What would it look like to wake and and dive into life with people who live for generations in a stinking garbage dump?   
Or in a New Orleans ward still rotting under a Louisiana sun or with
the team soon heading to Cambodia to walk alongside women and children who have been trafficked into the lucrative sex trade in Phnom Penh. 

Hot and buggy Cambodia is one thing. Hot and buggy Cambodia while swimming into the broken lives of women and children who have been used, tormented, raped, and often kidnapped is another thing. 
A thing I cannot fathom. I am so grateful that these women can fathom it. Not only fathom it, but they have raised their project support in three months and are heading to their new “home” in a few short weeks.  They are awake and on the move.

Next week the team will be in Gainesville doing the hardest work of briefing, dealing with the funk of life that sticks to us, and preparing as a team to connect with folks on the ground…in the brothel culture of Cambodia. Oy.  Part of my new job here is to pray for them, to support them, to love them from a distance and if I can raise my monthly support goals, to pop over to Cambodia to walk with them, serve them, and love them up close. 

Want to meet the next Cambodia team?  They are pictured above: Laura, Kelsey, Lauren, Heather, Kristen, & Jenny.  Meet Melinda, the logistics queen, by visiting her blog at MelindaGuerra.myadventures.org.  You can hit the “Cambodia” links above and learn more about team 2 and the first team of Stephanie, Amaria, Elise, and Meredith who are already in fray.
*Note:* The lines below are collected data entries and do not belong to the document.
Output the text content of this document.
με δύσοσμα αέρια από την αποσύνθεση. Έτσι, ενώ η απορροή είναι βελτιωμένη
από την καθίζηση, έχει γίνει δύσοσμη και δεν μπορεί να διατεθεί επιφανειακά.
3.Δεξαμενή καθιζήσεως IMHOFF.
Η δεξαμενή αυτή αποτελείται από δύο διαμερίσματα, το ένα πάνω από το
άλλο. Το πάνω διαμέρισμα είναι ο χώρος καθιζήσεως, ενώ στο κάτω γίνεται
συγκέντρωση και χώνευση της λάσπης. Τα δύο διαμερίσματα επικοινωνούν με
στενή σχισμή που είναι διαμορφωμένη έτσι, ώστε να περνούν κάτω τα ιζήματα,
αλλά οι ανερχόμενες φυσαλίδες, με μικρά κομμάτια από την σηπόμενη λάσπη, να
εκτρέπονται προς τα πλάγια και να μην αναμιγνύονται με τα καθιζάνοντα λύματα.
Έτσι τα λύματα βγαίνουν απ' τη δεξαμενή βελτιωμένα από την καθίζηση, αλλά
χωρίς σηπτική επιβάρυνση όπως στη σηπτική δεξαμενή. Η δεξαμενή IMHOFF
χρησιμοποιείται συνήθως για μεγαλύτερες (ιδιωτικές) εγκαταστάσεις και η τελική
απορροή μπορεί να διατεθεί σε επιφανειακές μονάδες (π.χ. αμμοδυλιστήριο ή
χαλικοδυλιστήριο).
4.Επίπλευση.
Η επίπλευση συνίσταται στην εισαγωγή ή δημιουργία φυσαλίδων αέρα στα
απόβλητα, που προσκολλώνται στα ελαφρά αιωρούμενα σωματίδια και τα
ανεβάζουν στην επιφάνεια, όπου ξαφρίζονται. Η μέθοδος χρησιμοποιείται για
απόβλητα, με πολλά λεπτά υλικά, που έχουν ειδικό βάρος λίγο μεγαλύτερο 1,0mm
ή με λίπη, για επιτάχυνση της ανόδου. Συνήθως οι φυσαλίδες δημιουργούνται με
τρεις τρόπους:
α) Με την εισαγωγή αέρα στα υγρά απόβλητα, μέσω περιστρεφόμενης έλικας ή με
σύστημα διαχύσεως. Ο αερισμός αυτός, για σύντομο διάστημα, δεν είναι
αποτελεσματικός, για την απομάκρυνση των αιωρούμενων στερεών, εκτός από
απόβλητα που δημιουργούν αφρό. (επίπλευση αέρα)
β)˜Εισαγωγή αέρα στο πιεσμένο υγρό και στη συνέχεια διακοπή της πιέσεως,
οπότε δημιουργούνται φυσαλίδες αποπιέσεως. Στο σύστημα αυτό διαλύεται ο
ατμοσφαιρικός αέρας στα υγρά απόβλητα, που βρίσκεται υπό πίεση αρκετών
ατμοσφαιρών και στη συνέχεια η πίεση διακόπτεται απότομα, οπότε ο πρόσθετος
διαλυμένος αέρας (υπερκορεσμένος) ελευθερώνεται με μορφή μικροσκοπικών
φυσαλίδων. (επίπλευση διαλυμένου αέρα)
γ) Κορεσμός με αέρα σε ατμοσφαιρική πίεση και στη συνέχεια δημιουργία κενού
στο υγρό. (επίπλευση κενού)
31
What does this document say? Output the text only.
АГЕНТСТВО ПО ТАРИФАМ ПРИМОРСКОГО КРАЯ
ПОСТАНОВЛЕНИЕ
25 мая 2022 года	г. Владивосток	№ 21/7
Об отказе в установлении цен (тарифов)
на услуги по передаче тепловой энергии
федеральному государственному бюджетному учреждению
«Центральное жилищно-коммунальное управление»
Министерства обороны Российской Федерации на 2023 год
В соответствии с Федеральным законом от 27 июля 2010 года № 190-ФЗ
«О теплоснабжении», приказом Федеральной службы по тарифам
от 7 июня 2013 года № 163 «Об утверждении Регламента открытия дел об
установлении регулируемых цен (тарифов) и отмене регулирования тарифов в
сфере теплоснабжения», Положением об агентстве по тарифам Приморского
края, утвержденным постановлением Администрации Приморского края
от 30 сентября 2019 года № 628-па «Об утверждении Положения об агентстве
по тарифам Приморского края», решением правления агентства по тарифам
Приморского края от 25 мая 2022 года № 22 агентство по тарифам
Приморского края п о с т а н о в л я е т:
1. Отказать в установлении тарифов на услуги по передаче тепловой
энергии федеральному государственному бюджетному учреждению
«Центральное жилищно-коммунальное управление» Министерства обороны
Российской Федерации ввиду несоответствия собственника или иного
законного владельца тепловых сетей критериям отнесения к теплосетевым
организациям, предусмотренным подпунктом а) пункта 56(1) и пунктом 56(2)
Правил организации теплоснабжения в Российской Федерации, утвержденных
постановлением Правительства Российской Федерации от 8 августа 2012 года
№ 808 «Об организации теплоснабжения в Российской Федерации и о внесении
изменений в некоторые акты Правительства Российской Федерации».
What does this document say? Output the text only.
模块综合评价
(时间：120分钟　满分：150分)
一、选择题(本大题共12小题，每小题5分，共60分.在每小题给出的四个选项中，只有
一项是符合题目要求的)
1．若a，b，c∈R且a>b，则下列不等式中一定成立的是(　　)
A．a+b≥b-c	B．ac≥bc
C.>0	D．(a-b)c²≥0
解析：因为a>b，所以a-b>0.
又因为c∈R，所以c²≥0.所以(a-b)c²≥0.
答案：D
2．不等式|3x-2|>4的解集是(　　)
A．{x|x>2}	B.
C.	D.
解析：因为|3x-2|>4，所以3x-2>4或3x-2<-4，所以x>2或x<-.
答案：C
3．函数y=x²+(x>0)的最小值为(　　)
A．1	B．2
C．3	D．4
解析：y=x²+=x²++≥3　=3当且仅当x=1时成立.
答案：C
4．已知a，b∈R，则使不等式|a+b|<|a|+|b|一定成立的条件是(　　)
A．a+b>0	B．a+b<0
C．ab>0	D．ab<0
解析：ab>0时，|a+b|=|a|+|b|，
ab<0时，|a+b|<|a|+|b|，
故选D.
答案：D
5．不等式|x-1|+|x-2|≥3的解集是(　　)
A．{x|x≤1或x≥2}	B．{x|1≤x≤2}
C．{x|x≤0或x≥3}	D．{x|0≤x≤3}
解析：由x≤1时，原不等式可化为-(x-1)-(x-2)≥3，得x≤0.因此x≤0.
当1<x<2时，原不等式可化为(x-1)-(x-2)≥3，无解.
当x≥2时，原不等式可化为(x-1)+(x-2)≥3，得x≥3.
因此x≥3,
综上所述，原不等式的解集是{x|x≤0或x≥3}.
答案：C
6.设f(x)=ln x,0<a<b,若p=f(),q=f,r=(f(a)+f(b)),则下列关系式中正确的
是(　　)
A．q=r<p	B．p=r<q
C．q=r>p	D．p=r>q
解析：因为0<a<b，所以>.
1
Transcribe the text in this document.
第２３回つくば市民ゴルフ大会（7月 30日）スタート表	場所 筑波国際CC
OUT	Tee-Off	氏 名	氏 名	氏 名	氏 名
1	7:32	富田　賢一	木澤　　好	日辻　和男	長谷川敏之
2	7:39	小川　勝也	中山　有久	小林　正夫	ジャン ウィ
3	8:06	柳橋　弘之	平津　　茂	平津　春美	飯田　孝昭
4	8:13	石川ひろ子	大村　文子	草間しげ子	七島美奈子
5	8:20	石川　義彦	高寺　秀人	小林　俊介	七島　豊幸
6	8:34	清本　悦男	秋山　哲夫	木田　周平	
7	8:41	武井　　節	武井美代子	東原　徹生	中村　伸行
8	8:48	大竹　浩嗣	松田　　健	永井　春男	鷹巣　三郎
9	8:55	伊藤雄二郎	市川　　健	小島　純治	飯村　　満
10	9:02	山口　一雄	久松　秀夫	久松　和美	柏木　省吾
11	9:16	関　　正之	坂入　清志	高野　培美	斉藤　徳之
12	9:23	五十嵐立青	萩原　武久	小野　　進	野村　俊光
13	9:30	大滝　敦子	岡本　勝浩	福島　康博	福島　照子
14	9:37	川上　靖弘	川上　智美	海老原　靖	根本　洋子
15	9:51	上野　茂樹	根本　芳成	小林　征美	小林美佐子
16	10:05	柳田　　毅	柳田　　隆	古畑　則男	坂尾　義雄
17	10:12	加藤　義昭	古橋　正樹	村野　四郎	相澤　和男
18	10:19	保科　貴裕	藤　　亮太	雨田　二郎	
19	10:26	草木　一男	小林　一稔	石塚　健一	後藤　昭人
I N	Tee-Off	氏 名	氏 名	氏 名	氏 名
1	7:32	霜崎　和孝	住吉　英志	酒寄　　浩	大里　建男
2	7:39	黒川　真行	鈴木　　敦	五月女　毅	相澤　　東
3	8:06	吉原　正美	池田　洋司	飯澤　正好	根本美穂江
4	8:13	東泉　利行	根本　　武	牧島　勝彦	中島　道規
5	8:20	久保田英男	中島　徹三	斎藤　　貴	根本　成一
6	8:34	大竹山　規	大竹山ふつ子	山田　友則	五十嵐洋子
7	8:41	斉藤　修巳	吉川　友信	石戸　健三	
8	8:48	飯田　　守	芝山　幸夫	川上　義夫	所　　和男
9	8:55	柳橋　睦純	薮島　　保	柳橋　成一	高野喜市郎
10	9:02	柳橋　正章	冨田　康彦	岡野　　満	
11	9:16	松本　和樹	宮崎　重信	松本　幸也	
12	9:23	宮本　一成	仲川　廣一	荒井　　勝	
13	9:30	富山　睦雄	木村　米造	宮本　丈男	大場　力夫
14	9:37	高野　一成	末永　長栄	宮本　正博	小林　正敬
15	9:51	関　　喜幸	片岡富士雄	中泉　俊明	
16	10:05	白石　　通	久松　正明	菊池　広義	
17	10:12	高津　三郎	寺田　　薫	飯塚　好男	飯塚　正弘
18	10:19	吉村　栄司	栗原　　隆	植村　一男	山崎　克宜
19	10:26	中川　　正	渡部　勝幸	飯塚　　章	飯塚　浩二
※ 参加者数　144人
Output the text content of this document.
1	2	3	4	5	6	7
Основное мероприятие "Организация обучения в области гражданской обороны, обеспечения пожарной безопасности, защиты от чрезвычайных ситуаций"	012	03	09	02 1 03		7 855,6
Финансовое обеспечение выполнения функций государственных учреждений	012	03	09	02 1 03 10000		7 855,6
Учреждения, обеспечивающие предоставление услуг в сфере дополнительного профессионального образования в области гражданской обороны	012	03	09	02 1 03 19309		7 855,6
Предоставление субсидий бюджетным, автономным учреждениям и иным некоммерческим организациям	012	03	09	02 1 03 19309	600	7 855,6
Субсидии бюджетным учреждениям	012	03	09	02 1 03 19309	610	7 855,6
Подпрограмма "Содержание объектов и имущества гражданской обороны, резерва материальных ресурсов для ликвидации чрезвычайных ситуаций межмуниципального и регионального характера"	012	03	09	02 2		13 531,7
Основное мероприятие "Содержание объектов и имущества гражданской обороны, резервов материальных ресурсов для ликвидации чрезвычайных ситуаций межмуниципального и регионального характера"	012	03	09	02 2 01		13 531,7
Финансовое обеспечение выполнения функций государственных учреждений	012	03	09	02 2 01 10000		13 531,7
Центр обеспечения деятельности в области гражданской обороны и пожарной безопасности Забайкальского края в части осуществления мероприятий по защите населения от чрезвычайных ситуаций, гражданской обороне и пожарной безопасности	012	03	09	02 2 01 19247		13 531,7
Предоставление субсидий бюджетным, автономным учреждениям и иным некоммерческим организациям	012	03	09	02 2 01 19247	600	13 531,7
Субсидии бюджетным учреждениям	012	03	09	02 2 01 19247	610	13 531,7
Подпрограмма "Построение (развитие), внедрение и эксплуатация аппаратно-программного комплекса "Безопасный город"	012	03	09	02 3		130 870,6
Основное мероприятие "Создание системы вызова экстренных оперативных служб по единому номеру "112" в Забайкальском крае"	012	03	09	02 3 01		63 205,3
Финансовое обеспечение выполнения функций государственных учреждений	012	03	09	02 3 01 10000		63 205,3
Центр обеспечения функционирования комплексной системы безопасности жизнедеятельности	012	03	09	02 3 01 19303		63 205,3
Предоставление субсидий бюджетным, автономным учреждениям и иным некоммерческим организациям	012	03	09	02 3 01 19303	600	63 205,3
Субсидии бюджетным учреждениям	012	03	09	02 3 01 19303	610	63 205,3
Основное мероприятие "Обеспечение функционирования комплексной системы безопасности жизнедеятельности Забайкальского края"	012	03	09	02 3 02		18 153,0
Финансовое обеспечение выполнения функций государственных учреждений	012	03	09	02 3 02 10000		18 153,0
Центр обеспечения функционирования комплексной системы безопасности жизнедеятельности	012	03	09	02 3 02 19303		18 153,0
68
It’s time to wake up. Join me.
 
*This morning I woke to an old worship chorus running circles around my dreaming.  It’s called, Purify My Heart, and it is by Jeff Nelson.  The words are below:
“Purify my heart, Touch me with your cleansing fire.  Take me to the cross, Your holiness is my desire.  Breathe your life in me.  Kindle a love that flows from your throne.  Oh purify my heart.  Purify my heart.”  Cleansing fire…ouch.  The cross…OUCH.  OUCH.  OUCH.  Holiness that heals and loves-does not judge or demand…oooooohhh.  Lord, help me to wake up, abandon the foolishness of my fears and pride.  If it takes fire to be free, please bring it-and then the healing balms to these fresh wounds.  And then please fill me with a love that begins with you and not my own emotion and stuff.  Please do your stuff in my life so I can get out of your way and live a life worth living-worth your sacrafice on that cross so many years ago.  And Lord-please come alongside Madi & Kenan and the folks that I love in Kansas and points between & beyond.  I miss them.  Selah.

2 responses to “I am Asleepin’”

  1. Touching – and true! As I reread A Purpose Driven Life, I wonder first, how did I miss all this good stuff the first time?

    Next I am struck by the fact that we were never promised comfort or an easy life, but I know that is what I was thinking it should be. Thank you Allie for committing yourself and helping us to all WAKE UP!

  2. Allie, this is really good. Discipleship is about helping others wake up to reality. It’s wonderful to see you rubbing your eyes, looking around and going, “Hey – I’m not in Kansas anymore.”